I am trying to learn (modern) OpenGL and I am thoroughly confused about the various transformations...
The viewing matrix have me confused so I need some clarification.
Here's what I have understood about the (conventional) pipeline.
- Vertices are specified in world space, which are scaled, translated, rotated etc. to the required positions using the modelling matrix
- (Here's where I start to get confused) We can (optionally) position a virtual camera in the required location using a "lookAt" function (gluLookAt). I followed the derivation of the matrix here: http://www.youtube.com/watch?v=s9FhcvjM7Hk. I understood until the point, where the professor calculates the "look-at" vector. He says that the look-at vector = eye - center. Now here is where I begin to get lost. My first instinct is that the vector should be center - eye. Suppose the center vector is supplied as (0,0,0) and the eye vector is (0,0,5). To look at the object, the camera should point towards center - eye = (0,0,-5). However, the professor states that we want to move center - eye to the -z direction (what does that mean?). Therefore, eye - center will give the look at direction. I am confused about this. He further adds on that in OpenGL there is a camera at the origin looking at (0,0,-1). Now, this is I completely do not understand. I do understand that the viewing transformation is nothing but applying inverse transformation on the objects. I experimented a little bit and found that when I drew a triangle with a z-value of 1(and absolutely no modelview/projection transforms), it was still drawn on the screen. However, I wouldn't expect this to be so, since the camera is at the origin.
Now, to sum up...
- Why is look at = eye - center?
- What is this about the camera being at the origin and looking at z=-1?

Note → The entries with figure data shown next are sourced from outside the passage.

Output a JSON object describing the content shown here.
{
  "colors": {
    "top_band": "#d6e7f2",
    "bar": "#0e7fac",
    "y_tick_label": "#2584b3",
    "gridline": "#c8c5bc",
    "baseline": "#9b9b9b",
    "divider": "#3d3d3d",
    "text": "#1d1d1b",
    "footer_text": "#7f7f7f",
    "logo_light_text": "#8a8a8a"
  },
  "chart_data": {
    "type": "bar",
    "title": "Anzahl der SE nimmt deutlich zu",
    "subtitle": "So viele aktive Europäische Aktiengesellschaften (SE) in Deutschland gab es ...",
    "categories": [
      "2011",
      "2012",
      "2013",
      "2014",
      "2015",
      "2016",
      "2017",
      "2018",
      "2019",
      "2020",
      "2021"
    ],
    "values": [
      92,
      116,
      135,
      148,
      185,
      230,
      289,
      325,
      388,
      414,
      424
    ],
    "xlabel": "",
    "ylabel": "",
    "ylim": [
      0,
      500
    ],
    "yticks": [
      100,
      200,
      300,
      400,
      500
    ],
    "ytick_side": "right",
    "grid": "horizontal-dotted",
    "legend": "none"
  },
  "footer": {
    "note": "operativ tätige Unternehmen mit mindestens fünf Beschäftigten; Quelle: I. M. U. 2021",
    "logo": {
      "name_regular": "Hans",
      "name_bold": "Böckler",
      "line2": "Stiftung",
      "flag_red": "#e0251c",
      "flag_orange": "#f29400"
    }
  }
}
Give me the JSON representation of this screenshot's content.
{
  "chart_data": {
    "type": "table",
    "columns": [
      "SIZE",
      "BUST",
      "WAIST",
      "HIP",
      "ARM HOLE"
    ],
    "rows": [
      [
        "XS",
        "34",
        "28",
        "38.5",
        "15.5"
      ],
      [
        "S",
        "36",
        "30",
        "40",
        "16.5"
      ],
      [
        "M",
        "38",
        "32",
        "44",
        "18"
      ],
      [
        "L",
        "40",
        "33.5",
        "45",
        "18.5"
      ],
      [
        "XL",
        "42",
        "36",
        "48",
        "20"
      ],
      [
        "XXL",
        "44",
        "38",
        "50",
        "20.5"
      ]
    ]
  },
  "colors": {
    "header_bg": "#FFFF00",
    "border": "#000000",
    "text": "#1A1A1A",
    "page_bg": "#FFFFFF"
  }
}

Any explanations/pointers?
When you render a triangle, the vertices' coordinates are interpreted as follows:
- The x-coordinate will influence the horizontal position on the viewport. -1 is the left edge and +1 is the right edge.
- The y-coordinate will influence the vertical position on the viewport. -1 is the bottom edge and +1 is the top edge.
- The z-coordinate will influence the depth information. -1 is the position at the camera's plane (near) and +1 is the far plane. This value is usually used to write to the depth-buffer.
That's why your simple example renders a visible triangle at the far plane.
Now let's come to the view transformation. The transformation will be constructed from four vectors. The image of (1, 0, 0), the image of (0, 1, 0), the image of (0, 0, 1) and a translation vector. However, since the view transformation is an inverse transformation, the resulting matrix has to be inverted.
You are right that the view direction is center - eye. However, that is not what we need for the matrix. We need the image of (0, 0, 1). Usually, OpenGL programs use a right-handed coordinate system. In that system the camera looks into negative z-direction. So center - eye is actually the image of (0, 0, -1). The image of (0, 0, 1) is then just eye - center. That's what you need.
With this definition you will also need an appropriate projection transformation. Otherwise you will only see things behind the camera (because that's where the z-coordinate is positive and, hence, have a positive depth value). The projection transformation is responsible for turning negative z-coordinates into positive depth values.